Some utilities have imposed a tiered-rate structure for electrical usage. While the first 300KWH per month is relatively inexpensive, electricity use in excess of 600KWH is billed at a much higher rate. A PV system can be designed to use solar power as the primary source of electricity, only using grid-supplied power when the PV system’s capacity is exceeded. Switching is automatic, and the homeowner may not even be aware that it has happened. Other sophisticated PV system components protect the batteries from over charging or over discharging, and coax the best possible performance from the system.
Fossil fuel supplies are on the decline, resulting in escalating costs to bring electricity into our homes, but there are other factors that are beginning to make PV systems more appealing to the average household. Newer consumer electrical devices require less power than their older counterparts, making it possible to get by with a smaller PV system. From light-bulbs to major appliances, it’s rare to find an increase in electrical consumption in a newer device. The exception to this rule is the plug-in-electric vehicle. If these become popular in the future, we’ll need sufficient capacity to charge them. Still, the cost of PV panels is expected to decline sharply within the next two years, further increasing their popularity.
The PV panel is not like other life-changing inventions, it simply provides power for them. And, unlike other life-changing inventions, we usually keep solar panels out of sight, rather than on display. As we transition to PV systems, our lives may not have been altered per-se, but without PV all of our electrical devices will be useless, or to costly to use.

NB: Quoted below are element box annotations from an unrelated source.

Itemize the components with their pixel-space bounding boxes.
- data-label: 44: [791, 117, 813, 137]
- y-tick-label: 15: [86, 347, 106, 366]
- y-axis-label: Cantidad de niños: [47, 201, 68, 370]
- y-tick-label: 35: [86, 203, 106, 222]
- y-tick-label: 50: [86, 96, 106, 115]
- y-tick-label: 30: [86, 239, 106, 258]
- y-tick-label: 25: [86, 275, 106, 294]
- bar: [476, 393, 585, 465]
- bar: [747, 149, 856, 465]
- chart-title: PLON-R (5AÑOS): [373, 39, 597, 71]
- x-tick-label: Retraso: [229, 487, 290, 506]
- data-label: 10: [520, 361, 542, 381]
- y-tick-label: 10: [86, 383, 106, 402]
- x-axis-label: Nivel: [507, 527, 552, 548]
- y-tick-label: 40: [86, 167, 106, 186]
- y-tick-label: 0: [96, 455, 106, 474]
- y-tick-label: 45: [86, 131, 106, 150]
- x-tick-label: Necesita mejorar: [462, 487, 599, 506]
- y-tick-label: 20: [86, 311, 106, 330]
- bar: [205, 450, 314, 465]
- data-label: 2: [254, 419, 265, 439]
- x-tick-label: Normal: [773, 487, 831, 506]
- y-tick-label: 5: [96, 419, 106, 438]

President Bush said recently “we’re addicted to oil.” The truth is, were addicted not to oil, but to our cars. By the same token we’re not addicted to electricity, but rather to our lights, radios, TV’s, microwave ovens, dishwashers, and other appliances. And it’s hard to imagine how tradesmen would perform without their power tools and equipment. Because a transition to PV will be gradual, we may not recognize it as a life-changing invention until when we think of what life would be like without it.